SENATE BILL REPORT
This analysis was prepared by non-partisan legislative staff for the use of legislative members in their deliberations. This analysis is not a part of the legislation nor does it constitute a statement of legislative intent.
As of March 30, 2015
Title: An act relating to health benefit exchange sustainability.
Brief Description: Concerning health benefit exchange sustainability.
Sponsors: Senator Hill.
Committee Activity: Ways & Means: 3/31/15.
SENATE COMMITTEE ON WAYS & MEANS
Staff: Sandy Stith (786-7710)
Background: The Health Benefit Exchange (Exchange) is established in statute as a public-private partnership to serve as an insurance marketplace for individuals, families, and small businesses. The Exchange, through the Washington Healthplanfinder, provides access to multiple insurance plans and federal premium tax credits for individuals with incomes between 138 and 400 percent of the federal poverty level.
RCW 43.71.030 requires the Exchange be self-sustaining after December 31, 2014. Self-sustainability includes federal grants, federal premium tax subsidies and credits, charges to health carriers, premiums paid by enrollees, and premium taxes paid on qualified health plans.
Other than federal grants, the Legislature determines the expenditure level allowed by the Exchange. The Exchange is funded with premium taxes on qualified health plans sold through the Exchange and federal Medicaid funds. If the total funds generated through premium tax and other funds deposited in the dedicated account, along with other funds authorized by the Legislature, such as Medicaid, do not provide the level of funding authorized by the Legislature to fund the operations of the Exchange, the Exchange is allowed to collect assessments from qualified health plan carriers to make up the difference between the amount authorized by the Legislature and the amount available through premium tax and other available funds. The Legislature currently appropriates premium taxes and Medicaid funding, but not federal grants.
The original duties of the Exchange allowed for aggregation of premiums collected from individuals purchasing qualified health plans. These premiums were collected at the Exchange and forwarded to carriers. This process began January 1, 2014. Throughout the first year of operations, the Exchange encountered a number of system difficulties including transmission of payment information to health plans that resulted in coverage and claims problems for individuals and carriers.

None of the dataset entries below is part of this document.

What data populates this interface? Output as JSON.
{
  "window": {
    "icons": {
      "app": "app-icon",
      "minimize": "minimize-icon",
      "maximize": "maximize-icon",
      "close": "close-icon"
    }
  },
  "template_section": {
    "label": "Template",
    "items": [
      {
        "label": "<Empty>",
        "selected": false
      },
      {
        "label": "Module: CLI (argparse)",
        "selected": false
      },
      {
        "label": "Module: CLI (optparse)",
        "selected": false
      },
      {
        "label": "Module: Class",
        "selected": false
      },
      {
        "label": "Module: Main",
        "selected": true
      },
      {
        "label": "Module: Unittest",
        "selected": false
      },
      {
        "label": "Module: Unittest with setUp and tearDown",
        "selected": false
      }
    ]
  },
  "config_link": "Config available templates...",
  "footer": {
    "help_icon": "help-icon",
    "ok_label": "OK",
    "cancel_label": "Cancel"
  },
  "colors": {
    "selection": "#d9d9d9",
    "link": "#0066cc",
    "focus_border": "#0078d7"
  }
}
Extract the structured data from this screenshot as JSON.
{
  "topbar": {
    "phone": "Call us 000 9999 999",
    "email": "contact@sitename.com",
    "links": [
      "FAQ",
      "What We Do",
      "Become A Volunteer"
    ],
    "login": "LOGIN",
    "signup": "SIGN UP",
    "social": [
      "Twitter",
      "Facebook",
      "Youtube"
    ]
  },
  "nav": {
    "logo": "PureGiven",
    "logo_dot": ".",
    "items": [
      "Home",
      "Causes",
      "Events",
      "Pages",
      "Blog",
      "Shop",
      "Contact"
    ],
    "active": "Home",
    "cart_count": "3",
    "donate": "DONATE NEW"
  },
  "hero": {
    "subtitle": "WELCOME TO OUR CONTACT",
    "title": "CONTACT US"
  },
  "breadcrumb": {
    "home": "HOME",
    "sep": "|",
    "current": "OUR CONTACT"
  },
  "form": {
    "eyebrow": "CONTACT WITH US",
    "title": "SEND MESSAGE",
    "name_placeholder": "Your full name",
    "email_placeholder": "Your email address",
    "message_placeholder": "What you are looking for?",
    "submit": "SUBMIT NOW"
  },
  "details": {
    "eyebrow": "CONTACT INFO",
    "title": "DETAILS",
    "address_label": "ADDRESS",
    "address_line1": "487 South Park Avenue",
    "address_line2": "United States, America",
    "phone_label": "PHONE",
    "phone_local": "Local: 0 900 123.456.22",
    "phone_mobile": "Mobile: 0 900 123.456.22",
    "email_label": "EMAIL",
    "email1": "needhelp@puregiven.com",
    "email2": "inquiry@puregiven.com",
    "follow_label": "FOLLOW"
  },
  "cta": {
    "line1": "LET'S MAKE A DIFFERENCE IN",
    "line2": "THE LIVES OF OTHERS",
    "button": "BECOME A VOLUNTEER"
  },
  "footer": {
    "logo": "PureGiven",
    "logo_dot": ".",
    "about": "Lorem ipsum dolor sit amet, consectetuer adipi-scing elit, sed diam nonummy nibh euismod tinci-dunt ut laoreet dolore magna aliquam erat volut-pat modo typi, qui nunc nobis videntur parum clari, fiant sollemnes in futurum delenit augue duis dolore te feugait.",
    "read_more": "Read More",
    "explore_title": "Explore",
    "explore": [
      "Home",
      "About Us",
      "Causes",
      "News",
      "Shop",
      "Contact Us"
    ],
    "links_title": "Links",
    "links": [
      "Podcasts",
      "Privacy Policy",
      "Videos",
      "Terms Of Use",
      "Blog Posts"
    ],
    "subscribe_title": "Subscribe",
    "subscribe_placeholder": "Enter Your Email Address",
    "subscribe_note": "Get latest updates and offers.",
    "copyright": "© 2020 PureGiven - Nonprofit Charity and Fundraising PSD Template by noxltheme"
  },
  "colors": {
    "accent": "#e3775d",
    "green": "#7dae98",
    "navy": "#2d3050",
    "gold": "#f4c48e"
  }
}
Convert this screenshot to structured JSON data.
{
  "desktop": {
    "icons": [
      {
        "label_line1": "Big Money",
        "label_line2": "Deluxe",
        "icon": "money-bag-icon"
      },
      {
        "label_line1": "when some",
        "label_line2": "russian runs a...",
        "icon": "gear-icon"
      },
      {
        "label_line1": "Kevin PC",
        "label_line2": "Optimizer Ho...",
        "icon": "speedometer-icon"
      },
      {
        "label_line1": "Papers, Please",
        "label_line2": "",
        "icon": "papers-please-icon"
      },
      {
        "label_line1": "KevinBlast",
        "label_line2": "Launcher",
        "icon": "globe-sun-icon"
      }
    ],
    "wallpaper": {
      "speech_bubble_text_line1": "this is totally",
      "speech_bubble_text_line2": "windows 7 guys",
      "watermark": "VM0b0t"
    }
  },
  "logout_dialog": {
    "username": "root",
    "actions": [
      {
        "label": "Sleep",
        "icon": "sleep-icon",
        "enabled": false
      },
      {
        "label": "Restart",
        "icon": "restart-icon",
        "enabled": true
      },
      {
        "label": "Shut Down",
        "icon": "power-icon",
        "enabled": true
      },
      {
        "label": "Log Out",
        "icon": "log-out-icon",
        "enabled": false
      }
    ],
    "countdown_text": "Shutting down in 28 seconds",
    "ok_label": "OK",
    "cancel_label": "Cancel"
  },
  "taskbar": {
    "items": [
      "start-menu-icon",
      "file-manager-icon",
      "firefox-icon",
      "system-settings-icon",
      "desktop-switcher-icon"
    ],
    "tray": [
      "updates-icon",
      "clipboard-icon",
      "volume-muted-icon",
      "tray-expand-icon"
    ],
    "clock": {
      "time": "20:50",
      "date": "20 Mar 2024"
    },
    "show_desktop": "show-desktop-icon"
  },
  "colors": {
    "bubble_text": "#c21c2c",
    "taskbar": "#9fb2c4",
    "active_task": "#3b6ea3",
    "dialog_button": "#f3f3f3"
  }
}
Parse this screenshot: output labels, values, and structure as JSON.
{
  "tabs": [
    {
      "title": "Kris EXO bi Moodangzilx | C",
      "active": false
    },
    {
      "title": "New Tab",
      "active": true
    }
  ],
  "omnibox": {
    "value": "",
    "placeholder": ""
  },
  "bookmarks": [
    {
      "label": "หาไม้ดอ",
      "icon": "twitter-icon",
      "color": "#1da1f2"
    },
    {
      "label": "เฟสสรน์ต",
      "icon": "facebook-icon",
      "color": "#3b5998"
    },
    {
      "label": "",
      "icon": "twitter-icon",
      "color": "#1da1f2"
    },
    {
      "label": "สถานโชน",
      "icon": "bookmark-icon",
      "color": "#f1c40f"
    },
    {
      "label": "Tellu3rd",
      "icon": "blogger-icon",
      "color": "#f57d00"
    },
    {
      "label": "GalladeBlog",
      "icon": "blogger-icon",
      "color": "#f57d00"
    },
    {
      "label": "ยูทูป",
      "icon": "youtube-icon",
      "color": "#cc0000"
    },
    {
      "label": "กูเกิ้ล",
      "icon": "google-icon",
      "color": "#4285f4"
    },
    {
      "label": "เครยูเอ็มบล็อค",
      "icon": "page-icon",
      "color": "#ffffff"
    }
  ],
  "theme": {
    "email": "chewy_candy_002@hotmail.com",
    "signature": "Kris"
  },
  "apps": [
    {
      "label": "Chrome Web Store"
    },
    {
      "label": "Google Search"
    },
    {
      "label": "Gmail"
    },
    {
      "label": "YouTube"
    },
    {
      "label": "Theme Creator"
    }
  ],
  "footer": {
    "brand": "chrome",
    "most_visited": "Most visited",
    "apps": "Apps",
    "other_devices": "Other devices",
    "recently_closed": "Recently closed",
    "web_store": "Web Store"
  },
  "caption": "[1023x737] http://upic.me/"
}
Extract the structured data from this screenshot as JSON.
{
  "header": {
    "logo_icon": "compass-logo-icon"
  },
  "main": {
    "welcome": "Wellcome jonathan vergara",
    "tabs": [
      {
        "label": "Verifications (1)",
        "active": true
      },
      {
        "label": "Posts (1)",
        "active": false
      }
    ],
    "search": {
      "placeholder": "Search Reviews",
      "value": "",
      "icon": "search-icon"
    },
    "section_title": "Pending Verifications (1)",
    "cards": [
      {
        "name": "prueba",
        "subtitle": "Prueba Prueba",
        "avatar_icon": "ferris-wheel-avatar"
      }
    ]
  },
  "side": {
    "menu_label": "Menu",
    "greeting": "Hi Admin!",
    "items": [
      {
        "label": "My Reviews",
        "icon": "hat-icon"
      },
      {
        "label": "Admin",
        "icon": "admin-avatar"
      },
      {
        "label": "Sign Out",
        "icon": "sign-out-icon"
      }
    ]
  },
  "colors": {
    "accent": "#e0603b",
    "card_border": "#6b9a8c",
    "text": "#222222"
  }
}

In December 2014, after review of several options, the Exchange board voted to cease premium aggregation and remove premium collection and invoicing from the individual Exchange. The project planning and system redesign have begun for the 2016 open enrollment period.
Summary of Bill: As of July 1, 2015, the Exchange no longer receives premium taxes generated from qualified health plans. All operations of the Exchange must be self-sustaining through the generation of assessments on qualified health plan carriers, Medicaid cost allocation, federal grants, and other allowable sources available to the Exchange. Federal grants received by the Exchange are deposited into the dedicated account within the state treasury. The Exchange will operate at the level authorized by the Legislature and monies in the dedicated account must only be spent after appropriation.
The Exchange must cease premium aggregation functions.
The Exchange is authorized to collect assessments from issuers of qualified health benefit plans or stand-alone dental plans in an amount necessary to fund operational costs incurred beginning July 1, 2015.
Fiscal Note: Not requested.
Committee/Commission/Task Force Created: No.
Effective Date: The bill contains an emergency clause and takes effect immediately.